Ridley-Thomas presses for data about deaths of children in L.A. County's care
The supervisor cites a 'crisis' in seeking detailed information for the last 20 years.
Los Angeles County Supervisor Mark Ridley-Thomas announced Saturday that he is asking the county's child welfare agency to provide the Board of Supervisors with accurate data about children's deaths going back to 1990.
Ridley-Thomas described child fatalities under the county's watch as a crisis and said he plans to call on fellow supervisors Tuesday to order the Department of Children and Family Services to compile comprehensive figures for deaths of children who had a history of abuse or neglect.

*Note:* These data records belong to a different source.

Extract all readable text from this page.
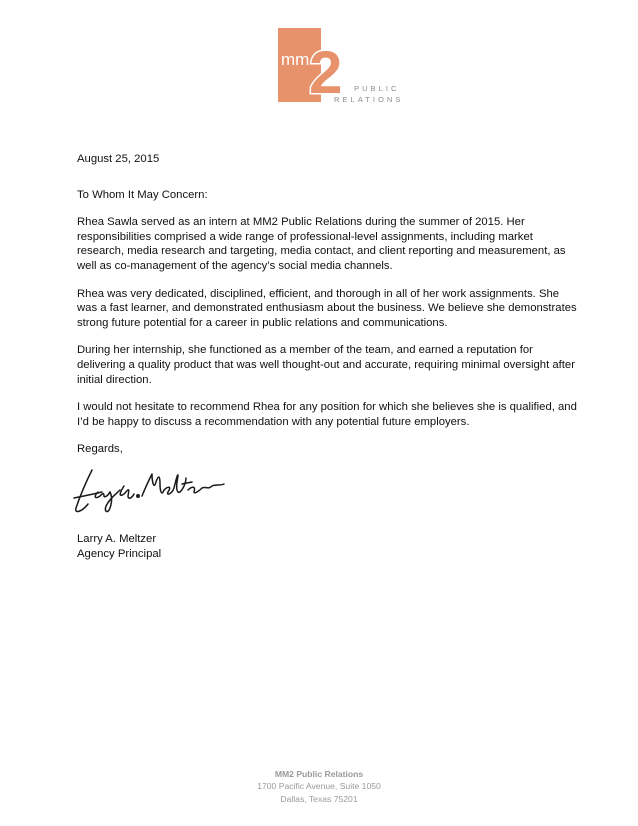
mm 2 PUBLIC
RELATIONS

August 25, 2015

To Whom It May Concern:

Rhea Sawla served as an intern at MM2 Public Relations during the summer of 2015. Her responsibilities comprised a wide range of professional-level assignments, including market research, media research and targeting, media contact, and client reporting and measurement, as well as co-management of the agency’s social media channels.

Rhea was very dedicated, disciplined, efficient, and thorough in all of her work assignments. She was a fast learner, and demonstrated enthusiasm about the business. We believe she demonstrates strong future potential for a career in public relations and communications.

During her internship, she functioned as a member of the team, and earned a reputation for delivering a quality product that was well thought-out and accurate, requiring minimal oversight after initial direction.

I would not hesitate to recommend Rhea for any position for which she believes she is qualified, and I’d be happy to discuss a recommendation with any potential future employers.

Regards,

Larry A. Meltzer
Agency Principal
MM2 Public Relations
1700 Pacific Avenue, Suite 1050
Dallas, Texas 75201
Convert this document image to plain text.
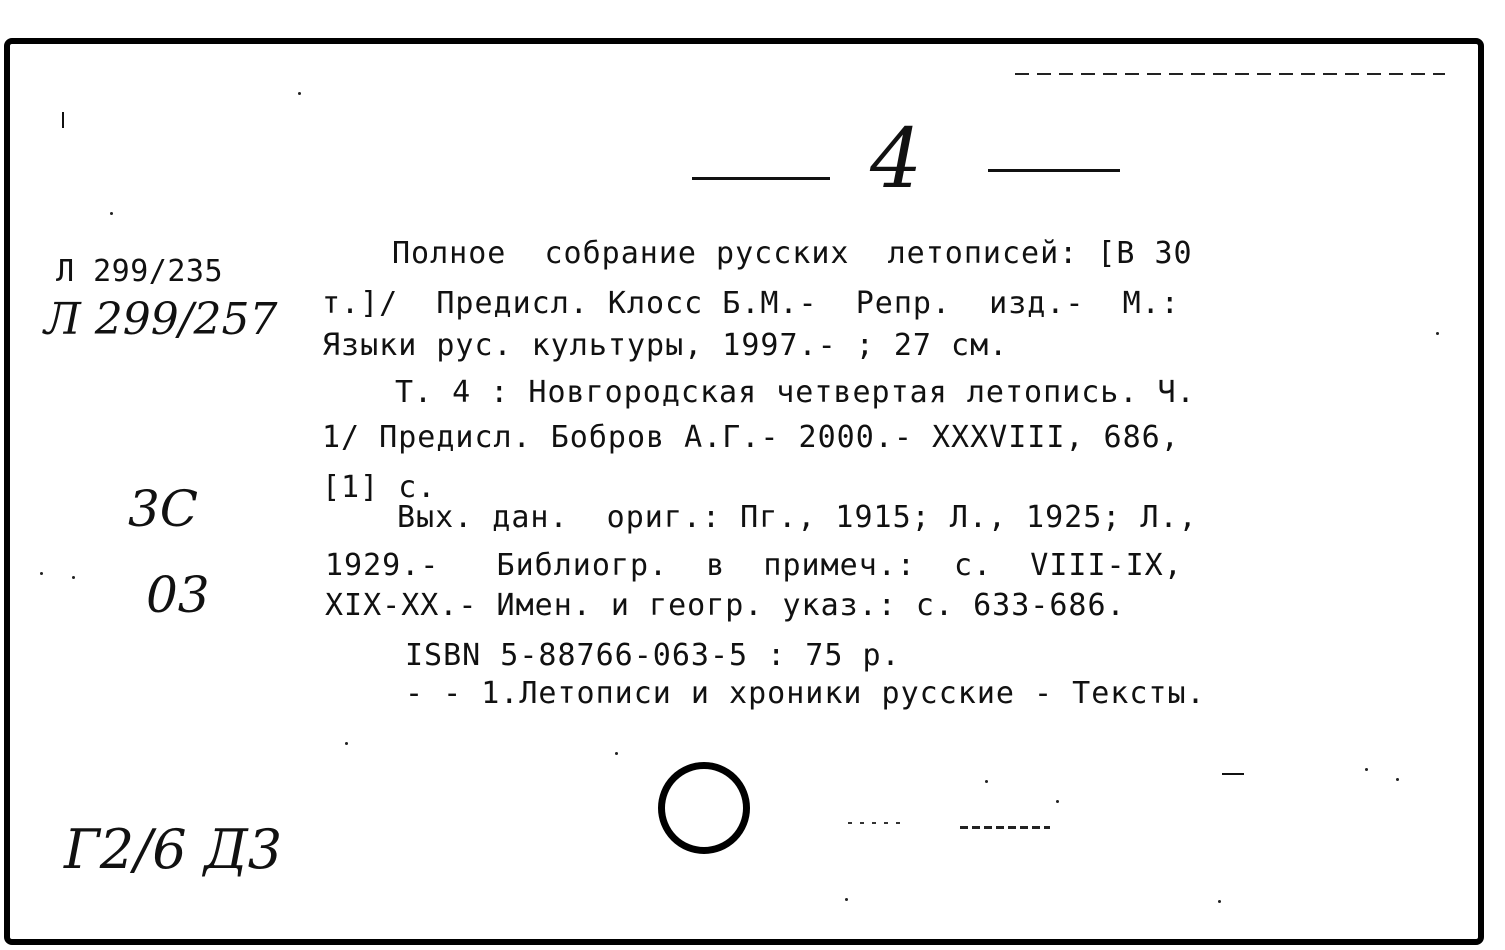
4
Л 299/235
Л 299/257
3С
03
Г2/6 Д3
Полное  собрание русских  летописей: [В 30
т.]/  Предисл. Клосс Б.М.-  Репр.  изд.-  М.:
Языки рус. культуры, 1997.- ; 27 см.
Т. 4 : Новгородская четвертая летопись. Ч.
1/ Предисл. Бобров А.Г.- 2000.- XXXVIII, 686,
[1] с.
Вых. дан.  ориг.: Пг., 1915; Л., 1925; Л.,
1929.-   Библиогр.  в  примеч.:  с.  VIII-IX,
XIX-XX.- Имен. и геогр. указ.: с. 633-686.
ISBN 5-88766-063-5 : 75 р.
- - 1.Летописи и хроники русские - Тексты.
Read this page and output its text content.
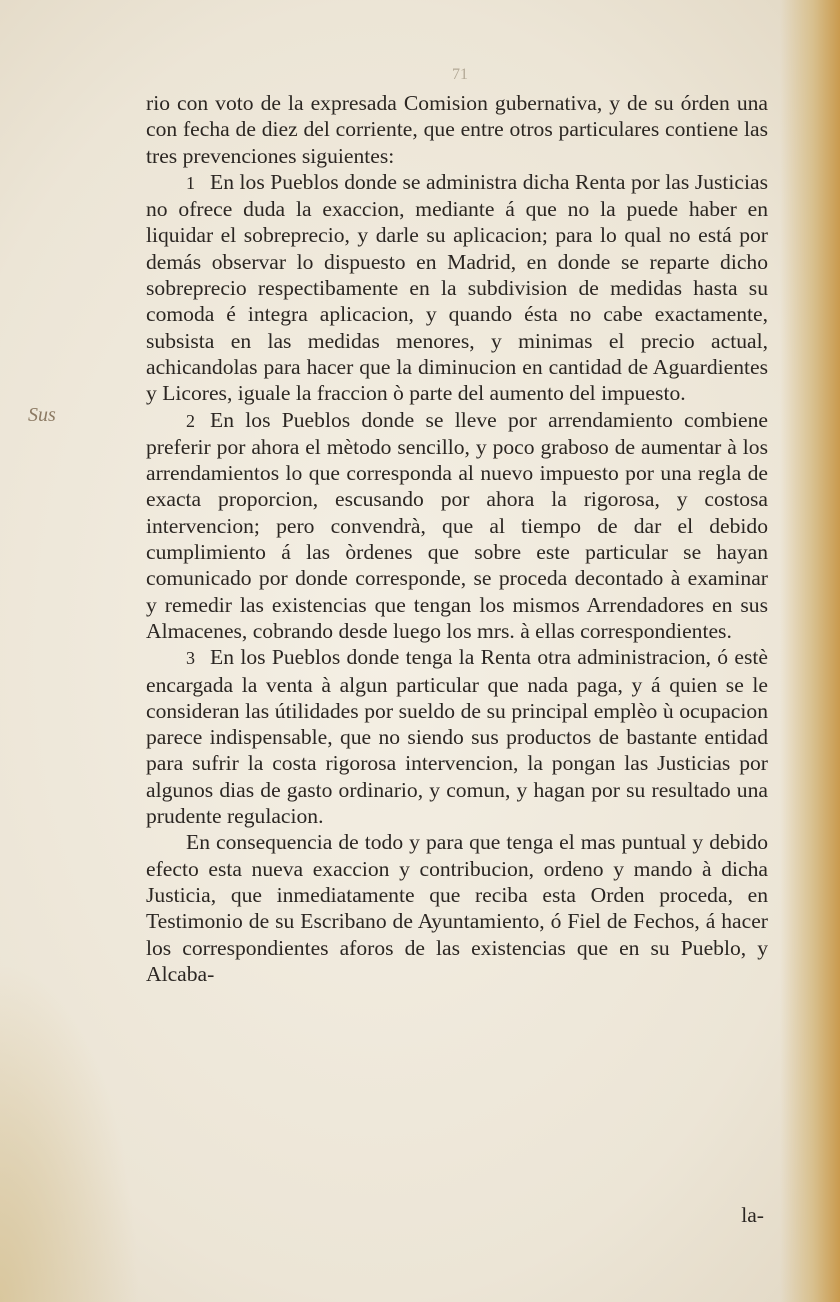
71
Sus

rio con voto de la expresada Comision gubernativa, y de su órden una con fecha de diez del corriente, que entre otros particulares contiene las tres prevenciones siguientes:

1 En los Pueblos donde se administra dicha Renta por las Justicias no ofrece duda la exaccion, mediante á que no la puede haber en liquidar el sobreprecio, y darle su aplicacion; para lo qual no está por demás observar lo dispuesto en Madrid, en donde se reparte dicho sobreprecio respectibamente en la subdivision de medidas hasta su comoda é integra aplicacion, y quando ésta no cabe exactamente, subsista en las medidas menores, y minimas el precio actual, achicandolas para hacer que la diminucion en cantidad de Aguardientes y Licores, iguale la fraccion ò parte del aumento del impuesto.

2 En los Pueblos donde se lleve por arrendamiento combiene preferir por ahora el mètodo sencillo, y poco graboso de aumentar à los arrendamientos lo que corresponda al nuevo impuesto por una regla de exacta proporcion, escusando por ahora la rigorosa, y costosa intervencion; pero convendrà, que al tiempo de dar el debido cumplimiento á las òrdenes que sobre este particular se hayan comunicado por donde corresponde, se proceda decontado à examinar y remedir las existencias que tengan los mismos Arrendadores en sus Almacenes, cobrando desde luego los mrs. à ellas correspondientes.

3 En los Pueblos donde tenga la Renta otra administracion, ó estè encargada la venta à algun particular que nada paga, y á quien se le consideran las útilidades por sueldo de su principal emplèo ù ocupacion parece indispensable, que no siendo sus productos de bastante entidad para sufrir la costa rigorosa intervencion, la pongan las Justicias por algunos dias de gasto ordinario, y comun, y hagan por su resultado una prudente regulacion.

En consequencia de todo y para que tenga el mas puntual y debido efecto esta nueva exaccion y contribucion, ordeno y mando à dicha Justicia, que inmediatamente que reciba esta Orden proceda, en Testimonio de su Escribano de Ayuntamiento, ó Fiel de Fechos, á hacer los correspondientes aforos de las existencias que en su Pueblo, y Alcaba-

la-
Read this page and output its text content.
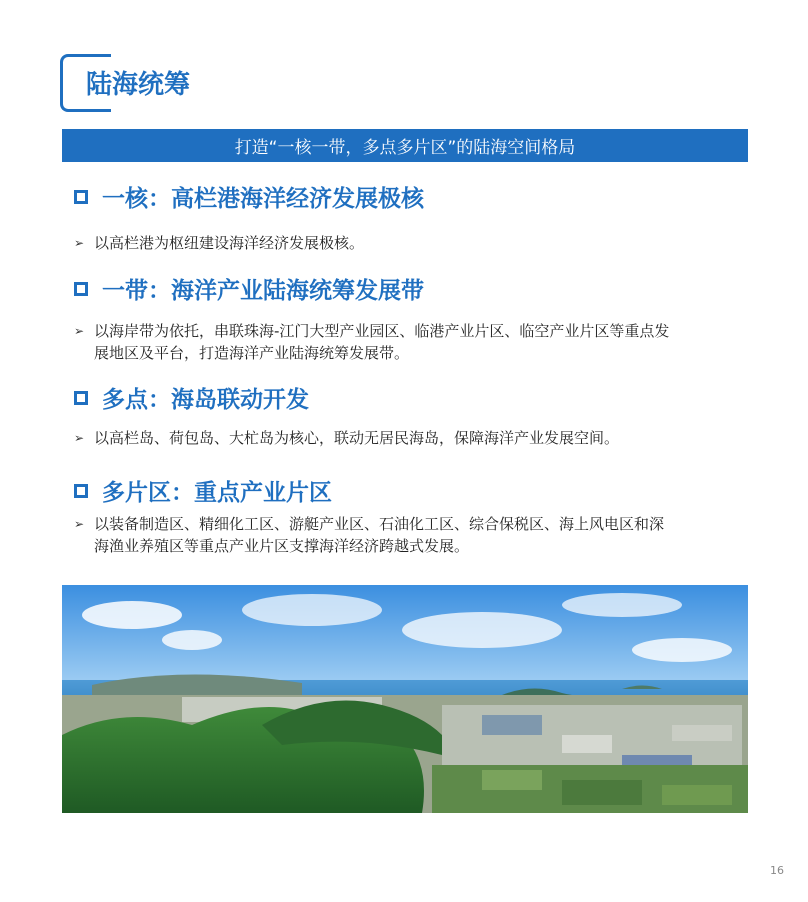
陆海统筹
打造“一核一带，多点多片区”的陆海空间格局
一核：高栏港海洋经济发展极核
➢ 以高栏港为枢纽建设海洋经济发展极核。
一带：海洋产业陆海统筹发展带
➢ 以海岸带为依托，串联珠海-江门大型产业园区、临港产业片区、临空产业片区等重点发
展地区及平台，打造海洋产业陆海统筹发展带。
多点：海岛联动开发
➢ 以高栏岛、荷包岛、大杧岛为核心，联动无居民海岛，保障海洋产业发展空间。
多片区：重点产业片区
➢ 以装备制造区、精细化工区、游艇产业区、石油化工区、综合保税区、海上风电区和深
海渔业养殖区等重点产业片区支撑海洋经济跨越式发展。
16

Without such data, the supervisor said, the county is unable to pinpoint the causes of fluctuations in deaths or to determine whether they involve killings that could have been prevented by the county. The department lacks comprehensive data for deaths before 2008, he said.
"Obtaining all critical information that can inform us of the true scope and severity of this crisis is not only important, it is our duty," Ridley-Thomas said in a statement.
The requested data include the number of deaths, the ages of the children, the areas where they lived and died, identification of those responsible for their deaths and other information.
The supervisor's request comes amid criticism that the agency failed to report dozens of children's deaths tied to abuse or neglect. The county's Office of Independent Review recently found that the department hid dozens of cases from the public.
The department has not responded in several weeks to requests from The Times about the true number of children's deaths. State law requires counties to publicly disclose specific information about the circumstances surrounding deaths of children under the jurisdiction of child welfare agencies.